February 6, 2014
Business Intelligence is evolving, and it’s not all about minor tweaks for today’s large-scale solutions. Current implementations are similar, the BI playing field is fairly level given the current state of products and expertise, but things are changing.
Last year I spent time with some data scientists at a government department, what I uncovered was surprising. The organization had all the traditional tools and struggled to perform the data discovery they wanted to do.
“80% of my day is spent ingesting data, and rarely the source data I truly want”, “the remaining time I have available is where I get to engage my mind and commence exploration of the analytical data.” Not surprising given the current state of solutions.
To start with, the data sources were limited, coming from the legacy BI systems, already ‘cleansed’ by filters, which were anonymously configured long ago. The data scientist had no idea what data was missing, sure it might have had errors a filter rule tripped and was dropped, but was it truly erroneous entry? We already knew that fields for location such as Ottawa could appear as Nepean, Gloucester, Kanata, or other identifiers such as CLLI codes.
The other challenge: adding ad hoc data. It was impossible to do so in a timely manner. Prior to even starting a limited data discovery effort, the project was doomed. Effectiveness could only be measured in statements such as “it’s better than we had before.” Clearly it was not inspiring this data scientist. Best effort analysis was not motivating, nor what upper management expected. Insights founded on facts were critical, and urgently needed to guide departmental decisions.
While this organization was government, the same can be said for industry.

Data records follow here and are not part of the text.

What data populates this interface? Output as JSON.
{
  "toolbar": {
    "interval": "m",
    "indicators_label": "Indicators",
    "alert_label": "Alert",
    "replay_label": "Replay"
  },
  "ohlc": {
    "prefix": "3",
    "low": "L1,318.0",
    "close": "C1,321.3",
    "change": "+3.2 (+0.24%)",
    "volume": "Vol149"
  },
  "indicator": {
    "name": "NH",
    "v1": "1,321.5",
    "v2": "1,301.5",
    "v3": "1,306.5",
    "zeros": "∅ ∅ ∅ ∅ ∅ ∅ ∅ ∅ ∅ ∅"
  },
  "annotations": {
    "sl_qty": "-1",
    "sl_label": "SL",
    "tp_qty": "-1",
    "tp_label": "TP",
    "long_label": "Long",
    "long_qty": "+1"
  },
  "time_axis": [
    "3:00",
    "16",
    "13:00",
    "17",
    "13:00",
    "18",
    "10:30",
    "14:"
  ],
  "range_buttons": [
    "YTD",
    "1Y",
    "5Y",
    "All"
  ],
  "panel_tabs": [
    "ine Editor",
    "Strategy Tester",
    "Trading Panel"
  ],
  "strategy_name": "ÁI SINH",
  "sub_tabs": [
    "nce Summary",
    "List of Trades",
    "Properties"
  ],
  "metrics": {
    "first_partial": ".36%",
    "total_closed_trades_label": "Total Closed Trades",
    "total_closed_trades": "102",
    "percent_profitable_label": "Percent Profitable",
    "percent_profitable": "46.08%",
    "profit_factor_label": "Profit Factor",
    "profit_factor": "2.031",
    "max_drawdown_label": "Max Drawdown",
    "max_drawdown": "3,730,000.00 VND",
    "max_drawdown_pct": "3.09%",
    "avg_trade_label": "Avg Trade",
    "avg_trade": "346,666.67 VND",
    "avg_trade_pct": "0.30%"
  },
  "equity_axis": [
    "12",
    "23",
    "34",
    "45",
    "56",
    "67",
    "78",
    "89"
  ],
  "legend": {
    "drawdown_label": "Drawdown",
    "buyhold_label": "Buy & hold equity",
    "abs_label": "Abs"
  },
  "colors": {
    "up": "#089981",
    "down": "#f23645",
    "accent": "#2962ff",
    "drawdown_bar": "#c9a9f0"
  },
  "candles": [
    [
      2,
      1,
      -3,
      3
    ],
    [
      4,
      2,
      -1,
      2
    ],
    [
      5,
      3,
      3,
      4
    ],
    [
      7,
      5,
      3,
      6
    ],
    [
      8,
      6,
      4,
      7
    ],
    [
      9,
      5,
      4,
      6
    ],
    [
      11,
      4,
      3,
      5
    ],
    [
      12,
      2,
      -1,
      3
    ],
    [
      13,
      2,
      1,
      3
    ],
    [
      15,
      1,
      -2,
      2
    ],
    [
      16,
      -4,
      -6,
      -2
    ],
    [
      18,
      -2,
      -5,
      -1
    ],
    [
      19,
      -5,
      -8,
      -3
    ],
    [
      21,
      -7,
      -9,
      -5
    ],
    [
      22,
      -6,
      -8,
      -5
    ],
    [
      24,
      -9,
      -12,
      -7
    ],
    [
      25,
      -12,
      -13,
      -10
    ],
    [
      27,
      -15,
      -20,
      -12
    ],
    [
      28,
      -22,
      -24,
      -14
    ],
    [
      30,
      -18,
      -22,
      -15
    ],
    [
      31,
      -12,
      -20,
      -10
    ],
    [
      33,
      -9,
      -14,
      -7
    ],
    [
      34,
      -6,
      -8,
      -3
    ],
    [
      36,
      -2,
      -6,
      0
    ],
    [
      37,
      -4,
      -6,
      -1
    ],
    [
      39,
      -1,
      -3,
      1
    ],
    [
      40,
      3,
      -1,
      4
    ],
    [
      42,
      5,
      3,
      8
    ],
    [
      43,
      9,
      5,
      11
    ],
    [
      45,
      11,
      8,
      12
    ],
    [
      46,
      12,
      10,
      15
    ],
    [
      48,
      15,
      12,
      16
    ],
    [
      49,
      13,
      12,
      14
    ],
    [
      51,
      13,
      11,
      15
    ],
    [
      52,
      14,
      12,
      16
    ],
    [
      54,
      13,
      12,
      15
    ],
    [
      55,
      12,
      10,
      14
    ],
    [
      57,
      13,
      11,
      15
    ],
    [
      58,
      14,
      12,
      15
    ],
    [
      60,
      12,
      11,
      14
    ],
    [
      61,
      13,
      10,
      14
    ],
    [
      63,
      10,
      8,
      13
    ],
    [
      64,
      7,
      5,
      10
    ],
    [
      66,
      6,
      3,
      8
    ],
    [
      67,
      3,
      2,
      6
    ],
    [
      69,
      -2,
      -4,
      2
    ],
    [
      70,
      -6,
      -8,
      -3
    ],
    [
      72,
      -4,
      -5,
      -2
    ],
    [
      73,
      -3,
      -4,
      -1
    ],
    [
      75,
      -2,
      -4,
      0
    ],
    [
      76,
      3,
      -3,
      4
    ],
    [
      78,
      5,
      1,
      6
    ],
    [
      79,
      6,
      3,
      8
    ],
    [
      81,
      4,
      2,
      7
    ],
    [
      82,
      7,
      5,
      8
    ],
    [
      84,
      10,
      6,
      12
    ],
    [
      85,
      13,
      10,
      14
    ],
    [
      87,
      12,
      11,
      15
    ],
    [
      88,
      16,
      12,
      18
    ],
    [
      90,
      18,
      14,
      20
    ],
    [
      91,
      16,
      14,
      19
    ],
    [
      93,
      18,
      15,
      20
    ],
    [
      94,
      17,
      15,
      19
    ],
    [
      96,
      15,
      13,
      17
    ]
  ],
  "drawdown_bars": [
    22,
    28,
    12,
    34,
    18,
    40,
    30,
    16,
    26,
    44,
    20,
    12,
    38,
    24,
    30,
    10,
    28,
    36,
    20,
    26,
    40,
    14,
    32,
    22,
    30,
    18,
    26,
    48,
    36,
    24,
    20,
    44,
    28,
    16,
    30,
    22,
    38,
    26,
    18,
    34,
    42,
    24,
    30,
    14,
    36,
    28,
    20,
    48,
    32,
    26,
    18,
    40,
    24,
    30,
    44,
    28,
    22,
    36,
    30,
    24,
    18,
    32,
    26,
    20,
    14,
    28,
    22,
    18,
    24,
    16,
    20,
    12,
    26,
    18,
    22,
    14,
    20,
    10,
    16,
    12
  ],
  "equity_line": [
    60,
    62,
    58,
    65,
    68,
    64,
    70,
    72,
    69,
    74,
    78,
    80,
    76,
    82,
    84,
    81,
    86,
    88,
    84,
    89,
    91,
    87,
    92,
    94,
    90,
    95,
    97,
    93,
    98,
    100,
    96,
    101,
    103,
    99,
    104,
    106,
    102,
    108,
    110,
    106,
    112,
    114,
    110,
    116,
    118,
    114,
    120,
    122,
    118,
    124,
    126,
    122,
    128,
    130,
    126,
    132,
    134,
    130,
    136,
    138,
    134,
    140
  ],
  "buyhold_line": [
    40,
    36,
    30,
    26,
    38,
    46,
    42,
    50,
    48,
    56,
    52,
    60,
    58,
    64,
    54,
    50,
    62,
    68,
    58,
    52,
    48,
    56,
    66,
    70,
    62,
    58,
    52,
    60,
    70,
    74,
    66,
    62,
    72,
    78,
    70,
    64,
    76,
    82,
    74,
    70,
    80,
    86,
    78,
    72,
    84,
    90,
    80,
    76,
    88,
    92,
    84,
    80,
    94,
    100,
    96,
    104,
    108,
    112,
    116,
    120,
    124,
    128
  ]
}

Making BI look real time is time consuming for IT/IM teams. Clients have to know what questions they need to ask up front, carefully crafting an SOW, obtain approval and wait a few weeks for that limited answer, generating more questions.
BI has evolved. At RealDecoy, we enable clients with Oracle’s Endeca Information Discovery suite, breaking current BI paradigms. It’s inexpensive to purchase and deploy, it augments existing BI systems, and it’s a game changer for data scientists, product managers, and the IT/IM organizations.
The key benefits revolve around the BI engine, based on in-memory technology, along with an easy to configure data ingest tool kit and data exploration front end with several ‘out of the box’ visualizations. Current capabilities are impressive, and so is Oracle’s road map for the product. Self-service is a term I hear used to describe Endeca Information Discovery, with some assistance getting the system primed, most analysts can perform ETL / ingest functions with minimal training.
A company can augment their existing BI solution with a stand-alone agile BI information discovery platform, without fears of breaking the big system. Feed Endeca your current data sources, which can include suspected dirty data, add spreadsheets to link tables, unstructured data, and sit back and explore. This is exactly what data scientists dream of, more exploration and less housekeeping.
So, what’s this mean?
Right now your BI systems have you operating in a level playing field with competitors, you are likely staffing with analysts consumed with data ingest issues from legacy systems versus uncovering the subtleties that can change your corporate ROI. If you want to get to the root cause of warranty problems, operational issues, or customer retention and conversion rates in a timely manner to impact next quarters results, agile BI, aka, data discovery and exploration tools like Endeca will get you there.